Do I need a local file matching the "Src" attribute for upload. Perhaps with the TemplateRedirect content in it?
<%@ Page Inherits="Microsoft.SharePoint.Publishing.TemplateRedirectionPage, Microsoft.SharePoint.Publishing,Version=15.0.0.0,Culture=neutral, PublicKeyToken=71e9bce111e9429c" %> <%@ Reference VirtualPath="~TemplatePageUrl" %> <%@ Reference VirtualPath="~masterurl/custom.master" %>
- paulpaschaFeb 22, 2017Bronze Contributor
Yes, you need a local file for what you specified in the src attribute. So in my code sample below mypublishingpage.aspx should be a local file located at the location you specified in your TemplateProvider (connectionstring / container). If you use PowerShell to apply your template the file should be located in location within or relative to the folder from which your PowerShell is executed
The contents of the file, in case where a PublishingPageLayout should indeed be the TemplateRedirectionPage markup you mentioned.

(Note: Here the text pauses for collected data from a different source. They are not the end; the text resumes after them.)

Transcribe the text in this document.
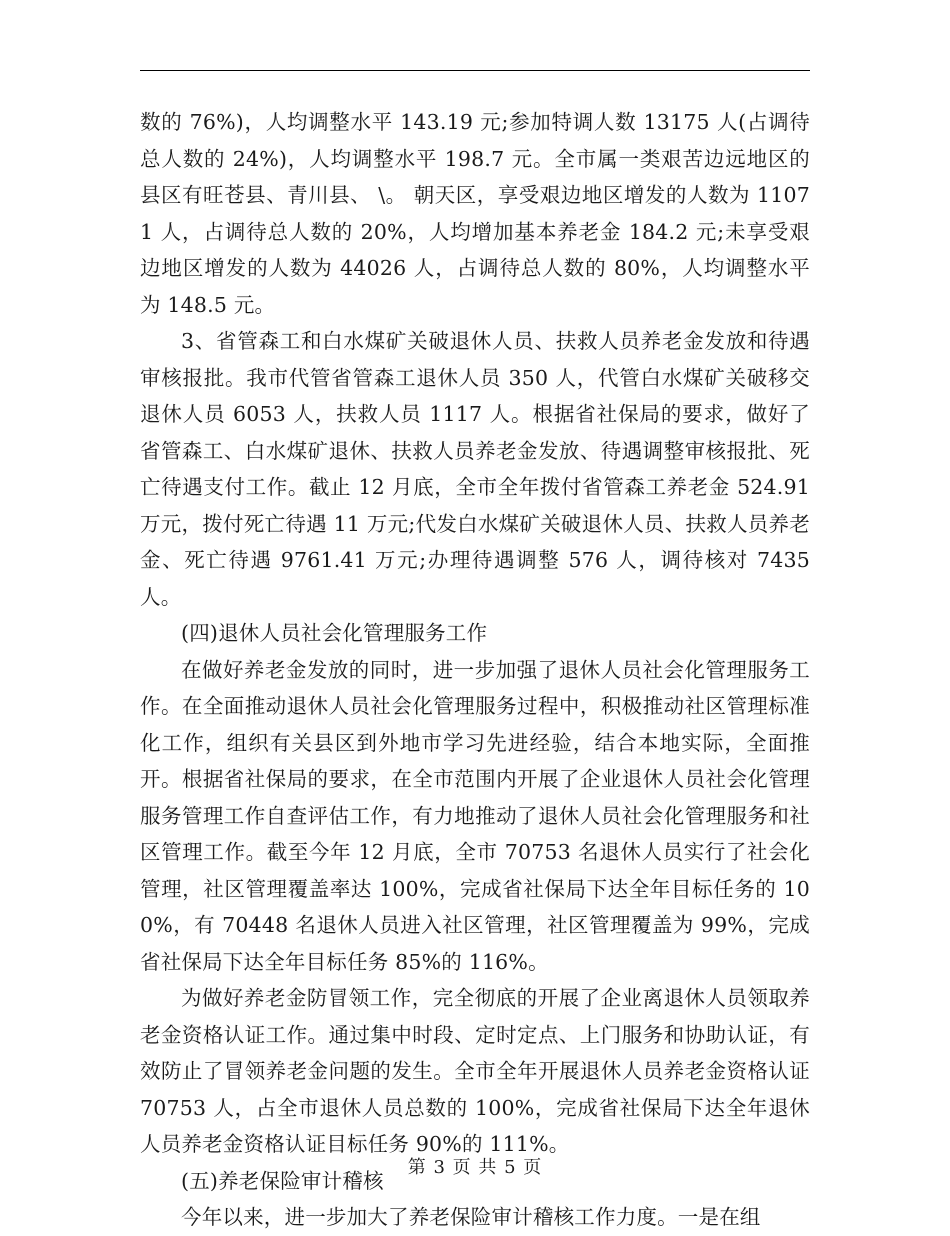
数的 76%)，人均调整水平 143.19 元;参加特调人数 13175 人(占调待总人数的 24%)，人均调整水平 198.7 元。全市属一类艰苦边远地区的县区有旺苍县、青川县、 \。 朝天区，享受艰边地区增发的人数为 11071 人，占调待总人数的 20%，人均增加基本养老金 184.2 元;未享受艰边地区增发的人数为 44026 人，占调待总人数的 80%，人均调整水平为 148.5 元。

3、省管森工和白水煤矿关破退休人员、扶救人员养老金发放和待遇审核报批。我市代管省管森工退休人员 350 人，代管白水煤矿关破移交退休人员 6053 人，扶救人员 1117 人。根据省社保局的要求，做好了省管森工、白水煤矿退休、扶救人员养老金发放、待遇调整审核报批、死亡待遇支付工作。截止 12 月底，全市全年拨付省管森工养老金 524.91 万元，拨付死亡待遇 11 万元;代发白水煤矿关破退休人员、扶救人员养老金、死亡待遇 9761.41 万元;办理待遇调整 576 人，调待核对 7435 人。

(四)退休人员社会化管理服务工作

在做好养老金发放的同时，进一步加强了退休人员社会化管理服务工作。在全面推动退休人员社会化管理服务过程中，积极推动社区管理标准化工作，组织有关县区到外地市学习先进经验，结合本地实际，全面推开。根据省社保局的要求，在全市范围内开展了企业退休人员社会化管理服务管理工作自查评估工作，有力地推动了退休人员社会化管理服务和社区管理工作。截至今年 12 月底，全市 70753 名退休人员实行了社会化管理，社区管理覆盖率达 100%，完成省社保局下达全年目标任务的 100%，有 70448 名退休人员进入社区管理，社区管理覆盖为 99%，完成省社保局下达全年目标任务 85%的 116%。

为做好养老金防冒领工作，完全彻底的开展了企业离退休人员领取养老金资格认证工作。通过集中时段、定时定点、上门服务和协助认证，有效防止了冒领养老金问题的发生。全市全年开展退休人员养老金资格认证 70753 人，占全市退休人员总数的 100%，完成省社保局下达全年退休人员养老金资格认证目标任务 90%的 111%。

(五)养老保险审计稽核

今年以来，进一步加大了养老保险审计稽核工作力度。一是在组

第 3 页 共 5 页
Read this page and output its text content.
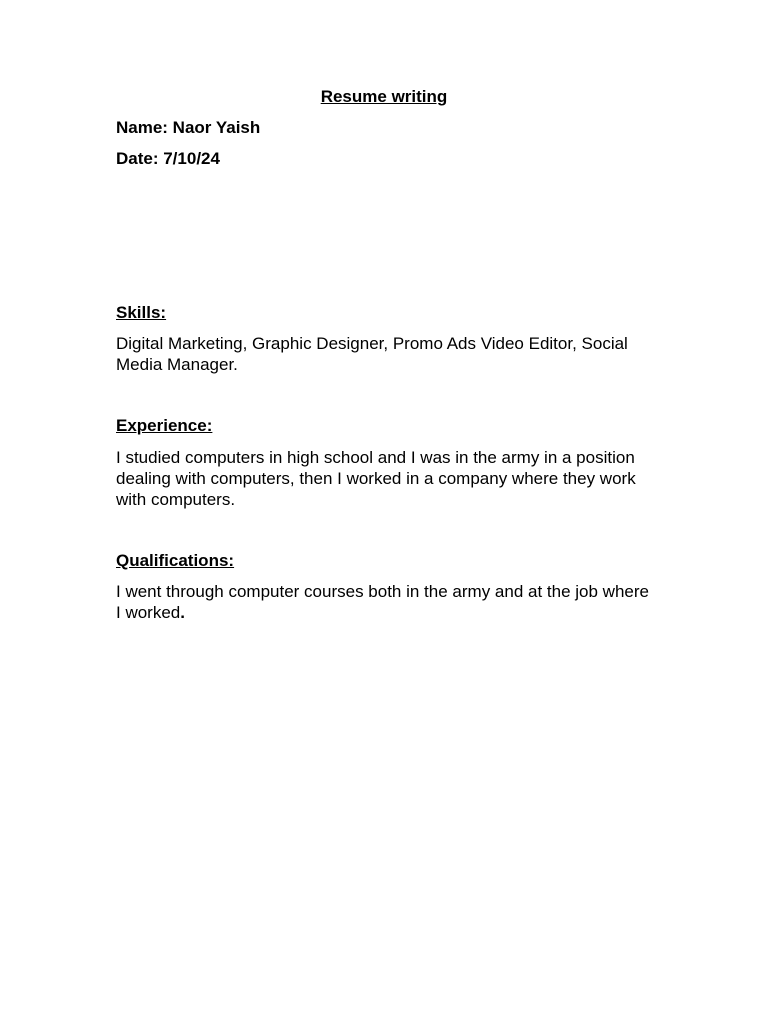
Resume writing

Name: Naor Yaish

Date: 7/10/24

Skills:

Digital Marketing, Graphic Designer, Promo Ads Video Editor, Social Media Manager.

Experience:

I studied computers in high school and I was in the army in a position dealing with computers, then I worked in a company where they work with computers.

Qualifications:

I went through computer courses both in the army and at the job where I worked.
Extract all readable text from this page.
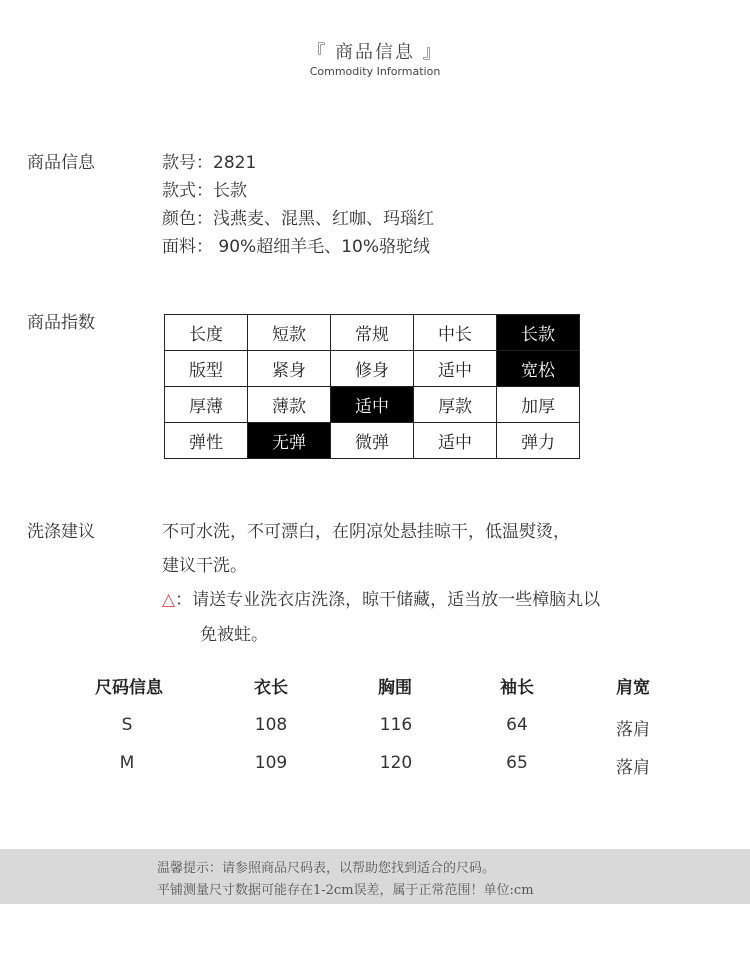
『 商品信息 』
Commodity Information
商品信息	款号：2821
款式：长款
颜色：浅燕麦、混黑、红咖、玛瑙红
面料： 90%超细羊毛、10%骆驼绒
商品指数
长度	短款	常规	中长	长款
版型	紧身	修身	适中	宽松
厚薄	薄款	适中	厚款	加厚
弹性	无弹	微弹	适中	弹力
洗涤建议	不可水洗，不可漂白，在阴凉处悬挂晾干，低温熨烫，
建议干洗。
△：请送专业洗衣店洗涤，晾干储藏，适当放一些樟脑丸以
免被蛀。
尺码信息	衣长	胸围	袖长	肩宽
S	108	116	64	落肩
M	109	120	65	落肩
温馨提示：请参照商品尺码表，以帮助您找到适合的尺码。
平铺测量尺寸数据可能存在1-2cm误差，属于正常范围！单位:cm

<pnp:File src="mypublishingpage.aspx" Folder="{site}/Pages" Overwrite="true"> <pnp:Properties> <pnp:Property Key="ContentTypeId" Value="{contenttypeid:MyPageContentType}" /> <pnp:Property Key="Title" Value="My Publishing Page" /> <pnp:Property Key="PublishingPageLayout" Value="{sitecollection}/_catalogs/masterpage/MyPageLayout.aspx, My Page Layout" /> </pnp:Properties> <pnp:WebParts> <pnp:WebPart Order="0" Title="Your WebPart Title" Zone="Center"> <pnp:Contents> <!-- your exported WebPart XML --> </pnp:Contents> </pnp:WebPart> </pnp:WebParts> </pnp:File>
- BrianPMcCullough00Feb 22, 2017Copper Contributor
Hmmm...now how to handle upgrade scenarios where we want to redeploy the page...getting the old "duplicate web parts deployed issue"...
- paulpaschaFeb 22, 2017Bronze Contributor
We've implemented a custom Provider / Extensibility Handler to handle some upgrade scenarios (e.g. overwriting a previously deployed WebPart, removing WebParts not defined in your template). I can share the raw code with you if you like...
- Tim BowdenSep 13, 2017Copper Contributor
Sorry to revisit this, but I am trying to do exactly this in PowerShell and keep getting an invalid file template.
The error occurs when I try to add the webparts tag after the properties tag.
Thanks
Tim
- BrianPMcCullough00Feb 22, 2017Copper Contributor
FYI...I put a file with the name matching the Src in the same directory as the template XML file and filled it with the TemplateRedirect stuff. That seems to do the trick! I even pushed with a ScriptEditor web part also!